Photo by Rima Thompson. Alex Morales speaks about The Resurrection Project at Depaul.

Alex Morales of The Resurrection Project (TRP) described a scene at a recent housing foreclosure fair.

It was held in the neighborhood of Pilsen where the community development organization was founded and continues to focus most of its resources.

A group of local homeowners seated at a table were joined by a mortgage lender from a major bank.

Morales said, “the lender was pretty happy to be there,” but when he sat down, all of the homeowners “left their seats with angry faces.”  Although Morales appeared to sympathized more with the residents than the lender, the story illustrated the residual pain resulting from the mortgage debacle.

“With the housing market conditions and consumer confidence down, it’s pretty difficult to sell a home or for some people to find the credit to purchase a home,” Morales said.

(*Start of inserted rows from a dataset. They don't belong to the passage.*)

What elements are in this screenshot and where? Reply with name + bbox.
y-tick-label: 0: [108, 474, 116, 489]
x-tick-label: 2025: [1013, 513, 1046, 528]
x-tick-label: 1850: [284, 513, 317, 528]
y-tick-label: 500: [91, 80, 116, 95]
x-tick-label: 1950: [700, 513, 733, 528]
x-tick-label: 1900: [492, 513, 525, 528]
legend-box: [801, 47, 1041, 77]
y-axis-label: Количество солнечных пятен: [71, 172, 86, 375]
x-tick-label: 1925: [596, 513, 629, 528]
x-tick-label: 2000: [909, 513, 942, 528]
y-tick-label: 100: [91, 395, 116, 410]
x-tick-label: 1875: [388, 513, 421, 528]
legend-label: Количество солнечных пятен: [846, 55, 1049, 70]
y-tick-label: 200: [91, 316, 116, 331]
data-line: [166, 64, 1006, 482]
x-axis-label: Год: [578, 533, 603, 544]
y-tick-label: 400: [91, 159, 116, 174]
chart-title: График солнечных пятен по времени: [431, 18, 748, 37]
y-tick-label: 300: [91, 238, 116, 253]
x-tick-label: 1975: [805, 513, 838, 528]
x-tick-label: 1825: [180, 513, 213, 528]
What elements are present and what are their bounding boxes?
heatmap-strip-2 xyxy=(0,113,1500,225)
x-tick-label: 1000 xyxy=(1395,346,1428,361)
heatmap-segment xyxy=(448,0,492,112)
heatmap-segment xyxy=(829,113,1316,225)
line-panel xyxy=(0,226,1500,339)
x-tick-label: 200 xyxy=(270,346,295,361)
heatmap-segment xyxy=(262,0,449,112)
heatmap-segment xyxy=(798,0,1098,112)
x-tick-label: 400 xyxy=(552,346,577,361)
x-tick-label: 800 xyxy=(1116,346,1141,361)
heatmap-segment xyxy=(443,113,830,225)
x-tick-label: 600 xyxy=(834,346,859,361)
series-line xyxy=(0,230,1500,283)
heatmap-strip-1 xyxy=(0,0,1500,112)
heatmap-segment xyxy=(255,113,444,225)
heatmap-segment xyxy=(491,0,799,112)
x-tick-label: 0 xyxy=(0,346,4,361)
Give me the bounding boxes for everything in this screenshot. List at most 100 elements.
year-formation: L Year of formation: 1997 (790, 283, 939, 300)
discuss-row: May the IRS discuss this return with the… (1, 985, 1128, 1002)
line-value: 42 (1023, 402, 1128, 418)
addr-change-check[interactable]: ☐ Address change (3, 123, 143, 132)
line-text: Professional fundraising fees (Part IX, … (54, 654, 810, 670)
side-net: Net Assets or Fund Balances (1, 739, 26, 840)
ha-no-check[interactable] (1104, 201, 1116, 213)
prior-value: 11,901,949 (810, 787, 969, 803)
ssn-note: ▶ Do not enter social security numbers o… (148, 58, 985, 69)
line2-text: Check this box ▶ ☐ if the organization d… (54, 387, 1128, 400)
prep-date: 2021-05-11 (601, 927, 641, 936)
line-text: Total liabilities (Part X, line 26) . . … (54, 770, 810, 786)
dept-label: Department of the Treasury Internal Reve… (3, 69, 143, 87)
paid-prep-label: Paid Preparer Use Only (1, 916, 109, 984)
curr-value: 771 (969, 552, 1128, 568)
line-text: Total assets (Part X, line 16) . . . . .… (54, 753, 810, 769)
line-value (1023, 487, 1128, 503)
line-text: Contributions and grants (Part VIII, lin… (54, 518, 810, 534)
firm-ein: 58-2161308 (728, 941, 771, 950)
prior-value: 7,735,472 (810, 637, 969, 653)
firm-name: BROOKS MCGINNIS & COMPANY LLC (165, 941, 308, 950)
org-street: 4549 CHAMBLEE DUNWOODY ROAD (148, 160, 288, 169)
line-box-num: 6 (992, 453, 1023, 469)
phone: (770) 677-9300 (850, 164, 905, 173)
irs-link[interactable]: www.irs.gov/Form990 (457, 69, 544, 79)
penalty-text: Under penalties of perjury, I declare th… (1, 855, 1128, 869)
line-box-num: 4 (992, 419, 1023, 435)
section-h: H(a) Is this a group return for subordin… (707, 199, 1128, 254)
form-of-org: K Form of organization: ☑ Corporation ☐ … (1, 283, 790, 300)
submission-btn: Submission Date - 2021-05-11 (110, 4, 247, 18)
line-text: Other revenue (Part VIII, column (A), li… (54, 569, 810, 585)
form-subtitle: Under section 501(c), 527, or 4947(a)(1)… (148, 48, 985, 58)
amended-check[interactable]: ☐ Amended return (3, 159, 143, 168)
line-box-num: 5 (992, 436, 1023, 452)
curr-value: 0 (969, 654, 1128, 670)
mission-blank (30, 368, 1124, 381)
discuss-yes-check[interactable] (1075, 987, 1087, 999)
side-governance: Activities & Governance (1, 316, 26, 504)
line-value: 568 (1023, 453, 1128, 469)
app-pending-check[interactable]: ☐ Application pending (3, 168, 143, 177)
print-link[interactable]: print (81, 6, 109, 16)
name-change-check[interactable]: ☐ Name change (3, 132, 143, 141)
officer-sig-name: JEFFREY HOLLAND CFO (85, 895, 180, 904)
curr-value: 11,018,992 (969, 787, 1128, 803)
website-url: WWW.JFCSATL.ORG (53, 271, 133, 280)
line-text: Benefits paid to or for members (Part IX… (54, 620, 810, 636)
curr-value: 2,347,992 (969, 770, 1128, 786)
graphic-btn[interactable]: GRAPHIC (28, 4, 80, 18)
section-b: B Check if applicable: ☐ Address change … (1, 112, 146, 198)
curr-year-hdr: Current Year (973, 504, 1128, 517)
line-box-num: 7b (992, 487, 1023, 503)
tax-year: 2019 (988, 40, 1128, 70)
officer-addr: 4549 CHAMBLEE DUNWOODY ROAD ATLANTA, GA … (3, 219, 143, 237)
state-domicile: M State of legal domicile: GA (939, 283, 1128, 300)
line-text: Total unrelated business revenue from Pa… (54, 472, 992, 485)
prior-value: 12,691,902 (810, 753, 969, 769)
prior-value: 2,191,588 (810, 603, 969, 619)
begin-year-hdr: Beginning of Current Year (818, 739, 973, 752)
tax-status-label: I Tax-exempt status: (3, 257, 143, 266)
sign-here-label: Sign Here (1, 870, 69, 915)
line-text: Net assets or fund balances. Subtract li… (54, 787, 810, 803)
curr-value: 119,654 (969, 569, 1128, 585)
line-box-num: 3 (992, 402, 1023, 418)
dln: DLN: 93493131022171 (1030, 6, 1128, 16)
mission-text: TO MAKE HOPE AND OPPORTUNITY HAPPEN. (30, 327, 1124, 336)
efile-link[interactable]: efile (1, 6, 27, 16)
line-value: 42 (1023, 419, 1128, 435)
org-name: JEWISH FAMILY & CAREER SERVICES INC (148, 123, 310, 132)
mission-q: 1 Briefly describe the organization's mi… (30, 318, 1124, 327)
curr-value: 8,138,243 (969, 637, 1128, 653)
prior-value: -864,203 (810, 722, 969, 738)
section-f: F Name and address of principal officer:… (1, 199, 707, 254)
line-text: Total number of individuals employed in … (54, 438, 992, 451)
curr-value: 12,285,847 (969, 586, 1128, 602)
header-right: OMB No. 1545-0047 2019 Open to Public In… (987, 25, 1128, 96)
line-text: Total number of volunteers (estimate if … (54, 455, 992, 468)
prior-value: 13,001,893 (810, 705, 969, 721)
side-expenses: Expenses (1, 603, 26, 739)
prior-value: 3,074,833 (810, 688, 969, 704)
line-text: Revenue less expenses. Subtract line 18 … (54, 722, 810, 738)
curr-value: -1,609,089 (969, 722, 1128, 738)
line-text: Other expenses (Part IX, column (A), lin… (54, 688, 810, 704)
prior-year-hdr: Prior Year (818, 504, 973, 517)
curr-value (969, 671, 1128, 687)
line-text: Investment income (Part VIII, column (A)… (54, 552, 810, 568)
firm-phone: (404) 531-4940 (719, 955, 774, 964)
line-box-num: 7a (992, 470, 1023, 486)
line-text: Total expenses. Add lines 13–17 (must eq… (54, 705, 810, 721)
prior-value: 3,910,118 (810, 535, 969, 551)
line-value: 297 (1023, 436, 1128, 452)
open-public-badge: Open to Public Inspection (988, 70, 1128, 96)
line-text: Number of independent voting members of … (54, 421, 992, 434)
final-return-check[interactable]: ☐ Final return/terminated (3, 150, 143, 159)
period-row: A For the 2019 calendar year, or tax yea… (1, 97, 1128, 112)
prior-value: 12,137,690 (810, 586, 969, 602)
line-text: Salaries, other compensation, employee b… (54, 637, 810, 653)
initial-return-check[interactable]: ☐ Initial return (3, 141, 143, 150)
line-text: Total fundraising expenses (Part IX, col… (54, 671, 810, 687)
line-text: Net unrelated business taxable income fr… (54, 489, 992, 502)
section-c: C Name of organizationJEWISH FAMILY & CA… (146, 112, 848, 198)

He claimed that sub-prime lenders offered adjustable rate mortgages to unqualified buyers without verifying income.  The result was a high number of Pilsen homeowners sitting on “ballooning” mortgage payments and limited options.

In response, The Resurrection Project – the Pilsen neighborhood community development organization – began the Neighborhood Stabilization Program, which established partnerships with organizations certified to re-negotiate loans with the goal of keeping residents in their homes.  They also purchased homes from struggling families and allowed them to rent with the potential of future ownership.

“We were reacting to the problem,” Morales explained.

The Resurrection Project’s own financial situation was also affected by the  housing crisis.  In response to a growing number of vacant lots in Pilsen, they began investing in properties.  They created affordable homes, some that Morales now claimed they were “stuck with.”  Nevertheless, the organization boasts several successful ventures in affordable housing including Casa Morelo and Casa Maravilla.

Although The Resurrection Project still makes 50 percent of its revenue from rental income, Morales explained that “holistic development” in human capital will be a central focus in the years to come.  It appears that the homeowners at the foreclosure fair won’t be the only ones walking away from mortgage lenders in Pilsen.

Perhaps in response to the housing mess, Morales explained that they were changing direction.

“We are looking not to brick and mortar, but human capital,” he said.  “We are investing in people.”

Although The Resurrection Project continues to work on loan modifications and affordable housing, two career development programs will have Morales looking to a more promising future.  In cooperation with Mujeres Latinas En Accion, The organization will help single mothers go to school and pursue successful careers.

They have also built La Casa – an affordable dorm for college students in the predominantly Latino neighborhood.

Morales hopes this dorm will help “create the next wave of community leaders.”